This was in my law-abiding time, in the early stages with Mrs C.

I
n the final stage with Mrs C, I made an appearance on her croquet lawn, burnt naked and caked in blood. Sizzled flakes of flesh and cloth flew off us all, spikes of our clotted hair snapped off. None of us was normal. Dan, tied on behind me, was making hooting noises in the wind.

All through those days of thirsty hiding, of guzzling blood and lurching in fires, I’d pictured her juicy green lawn. So the four of us, doubling up on two charred and limping horses, waving shaky guns, appeared like a mad nun’s nightmare in the home paddock of Mrs C.

This was a week or so after Hare’s men poisoned our dam with three strychnine-baited pigs and a decomposed roo or two, then set alight our hideout country to flush us out.

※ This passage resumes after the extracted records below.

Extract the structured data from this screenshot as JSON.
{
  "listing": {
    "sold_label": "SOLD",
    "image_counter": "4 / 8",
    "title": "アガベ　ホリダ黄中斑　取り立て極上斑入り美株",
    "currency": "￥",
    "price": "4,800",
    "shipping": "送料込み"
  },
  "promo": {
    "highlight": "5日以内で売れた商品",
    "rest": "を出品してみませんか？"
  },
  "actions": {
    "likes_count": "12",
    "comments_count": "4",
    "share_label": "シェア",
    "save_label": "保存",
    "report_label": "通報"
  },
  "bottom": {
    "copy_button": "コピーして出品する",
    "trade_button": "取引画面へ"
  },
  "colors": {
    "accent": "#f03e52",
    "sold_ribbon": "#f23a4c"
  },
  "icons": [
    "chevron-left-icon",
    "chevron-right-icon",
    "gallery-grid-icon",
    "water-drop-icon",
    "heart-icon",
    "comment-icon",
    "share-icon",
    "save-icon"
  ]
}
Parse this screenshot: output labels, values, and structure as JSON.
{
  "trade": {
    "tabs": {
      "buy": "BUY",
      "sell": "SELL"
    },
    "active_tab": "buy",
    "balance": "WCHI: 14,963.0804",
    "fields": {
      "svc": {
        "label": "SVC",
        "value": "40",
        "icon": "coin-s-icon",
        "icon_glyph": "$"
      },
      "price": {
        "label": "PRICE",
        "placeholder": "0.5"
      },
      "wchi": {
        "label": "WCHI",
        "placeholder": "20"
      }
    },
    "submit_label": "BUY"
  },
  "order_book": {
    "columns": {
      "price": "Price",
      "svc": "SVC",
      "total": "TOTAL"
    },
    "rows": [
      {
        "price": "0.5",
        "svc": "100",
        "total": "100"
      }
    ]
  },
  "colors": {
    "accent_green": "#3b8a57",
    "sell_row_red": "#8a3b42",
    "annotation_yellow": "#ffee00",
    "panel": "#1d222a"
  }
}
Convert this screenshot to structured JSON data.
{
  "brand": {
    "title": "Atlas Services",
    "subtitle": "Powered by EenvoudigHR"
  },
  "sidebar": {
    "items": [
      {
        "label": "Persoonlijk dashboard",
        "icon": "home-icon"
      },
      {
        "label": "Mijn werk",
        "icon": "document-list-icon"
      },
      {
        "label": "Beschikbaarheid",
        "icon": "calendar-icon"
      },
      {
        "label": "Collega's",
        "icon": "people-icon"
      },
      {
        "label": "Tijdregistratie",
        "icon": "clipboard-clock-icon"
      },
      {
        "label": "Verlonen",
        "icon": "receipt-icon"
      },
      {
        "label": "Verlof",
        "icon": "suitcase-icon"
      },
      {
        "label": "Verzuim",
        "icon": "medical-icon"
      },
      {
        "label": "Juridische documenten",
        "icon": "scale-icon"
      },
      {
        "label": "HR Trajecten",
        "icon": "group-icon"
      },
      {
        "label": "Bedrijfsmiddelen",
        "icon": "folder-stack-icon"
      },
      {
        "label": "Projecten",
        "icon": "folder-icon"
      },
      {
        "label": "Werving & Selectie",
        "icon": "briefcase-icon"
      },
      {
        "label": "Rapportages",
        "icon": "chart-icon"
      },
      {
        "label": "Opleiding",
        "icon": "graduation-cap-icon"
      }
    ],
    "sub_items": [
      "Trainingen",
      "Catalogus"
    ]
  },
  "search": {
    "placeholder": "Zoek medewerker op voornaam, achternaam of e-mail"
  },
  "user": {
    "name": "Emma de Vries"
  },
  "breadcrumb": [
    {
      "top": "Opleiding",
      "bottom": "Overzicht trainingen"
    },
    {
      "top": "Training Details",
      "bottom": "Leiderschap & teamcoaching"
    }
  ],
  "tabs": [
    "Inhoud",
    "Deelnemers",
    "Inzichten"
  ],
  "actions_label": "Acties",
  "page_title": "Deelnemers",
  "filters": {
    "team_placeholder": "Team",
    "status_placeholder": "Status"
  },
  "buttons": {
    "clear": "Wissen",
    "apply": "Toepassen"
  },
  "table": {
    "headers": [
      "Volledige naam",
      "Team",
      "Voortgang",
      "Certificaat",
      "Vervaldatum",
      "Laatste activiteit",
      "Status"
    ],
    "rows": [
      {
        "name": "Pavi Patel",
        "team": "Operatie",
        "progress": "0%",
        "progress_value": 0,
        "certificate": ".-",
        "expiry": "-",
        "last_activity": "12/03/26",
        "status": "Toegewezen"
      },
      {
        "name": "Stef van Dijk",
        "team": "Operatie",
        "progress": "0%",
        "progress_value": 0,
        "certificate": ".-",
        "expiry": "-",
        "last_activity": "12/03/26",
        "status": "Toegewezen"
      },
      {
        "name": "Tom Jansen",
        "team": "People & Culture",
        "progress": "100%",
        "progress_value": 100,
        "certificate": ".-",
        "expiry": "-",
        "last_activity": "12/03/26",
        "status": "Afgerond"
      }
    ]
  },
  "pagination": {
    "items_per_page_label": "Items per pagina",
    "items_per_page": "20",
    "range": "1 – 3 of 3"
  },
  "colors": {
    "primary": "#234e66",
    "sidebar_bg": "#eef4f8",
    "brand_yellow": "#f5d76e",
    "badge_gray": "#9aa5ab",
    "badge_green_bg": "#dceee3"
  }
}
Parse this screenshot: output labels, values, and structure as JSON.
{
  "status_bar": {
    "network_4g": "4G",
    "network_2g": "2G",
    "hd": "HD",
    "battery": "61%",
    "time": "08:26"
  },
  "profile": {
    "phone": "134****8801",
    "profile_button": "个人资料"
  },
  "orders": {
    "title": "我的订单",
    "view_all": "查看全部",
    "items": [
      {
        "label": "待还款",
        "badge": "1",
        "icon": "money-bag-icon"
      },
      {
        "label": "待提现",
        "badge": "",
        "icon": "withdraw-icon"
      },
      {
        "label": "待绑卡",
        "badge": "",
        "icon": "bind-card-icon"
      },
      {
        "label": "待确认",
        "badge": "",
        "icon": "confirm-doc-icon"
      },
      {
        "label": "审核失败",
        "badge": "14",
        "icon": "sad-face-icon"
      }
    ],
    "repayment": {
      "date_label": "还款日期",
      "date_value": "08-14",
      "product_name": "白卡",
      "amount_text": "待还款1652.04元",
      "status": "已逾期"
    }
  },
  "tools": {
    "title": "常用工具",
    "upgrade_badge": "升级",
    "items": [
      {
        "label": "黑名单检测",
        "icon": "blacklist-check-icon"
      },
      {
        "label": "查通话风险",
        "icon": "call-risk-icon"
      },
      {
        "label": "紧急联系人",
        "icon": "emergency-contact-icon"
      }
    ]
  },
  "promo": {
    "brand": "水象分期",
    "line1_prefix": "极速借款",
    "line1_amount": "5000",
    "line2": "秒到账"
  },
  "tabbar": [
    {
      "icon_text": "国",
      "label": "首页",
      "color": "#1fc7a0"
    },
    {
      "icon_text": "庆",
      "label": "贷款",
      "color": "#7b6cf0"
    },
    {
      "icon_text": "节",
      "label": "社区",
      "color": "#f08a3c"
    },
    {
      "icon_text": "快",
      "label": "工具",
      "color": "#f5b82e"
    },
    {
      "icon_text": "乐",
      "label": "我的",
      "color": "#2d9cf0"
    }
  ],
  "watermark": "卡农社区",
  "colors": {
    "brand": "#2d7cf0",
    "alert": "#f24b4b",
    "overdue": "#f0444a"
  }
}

A hot February drought, with the bracken and wattle undergrowth drier than touchpaper and all the streams lower than mud. Fires surged along the gullies and up across the ridge in separate bright gashes like cutlass wounds. As the main fire came up on us on the nor’westerly we fled our hut with a neck-bag each of dubious water and the four relief horses carrying hasty packs. Panic flowed in waves from horse to smoking horse and back. In the smoke and noise, Dan’s mare Erina stumbled and Dan led her on foot in giddy spirals until we found them half-buried in the silt of what had been Six Fingers Creek sucking river stones and with their hair on fire from the ash of weeping-willow leaves.

Spewing in the saddle from bad water, shitting too, losing more moisture from our streaming eyes, we were scorched husks by the time we’d found a granite overhang to shelter under and let the main fire jump us. By the time I’d calmed Dan down from gibbering for mother and we’d kept ourselves alive a day, we’d drunk all the water anyway. The horses were colicky and mad from eating burnt feed but Erina was the maddest so while Dan was out to it again we cut her throat, not quite looking at each other, and drank the blood.

This way we lasted another two days. In daylight we hid under rocks from the police patrols, at night we doubled back behind them across the burning hills. Even the blacktrackers couldn’t see in smoke, at night, and where we could we back-burned our tracks. By now we were the scorched and brittle texture of the bush around us. We nibbled the bodies of small charred animals – a spiny anteater, goannas – and vomited again. Steve and Joe chewed burned gumleaves to get the taste out of their mouths while Dan kept sucking rocks like they were toffees. It took an hour just to raise the spittle but then I ate my chinstrap. When at last we found another cave we killed two more horses to celebrate. We fell on their hot necks, pressed our faces in as if they were the iciest mountain streams.

Blood was the only food we could keep down. We drank six horses dry before we saw the croquet lawn three days later and guessed we’d live.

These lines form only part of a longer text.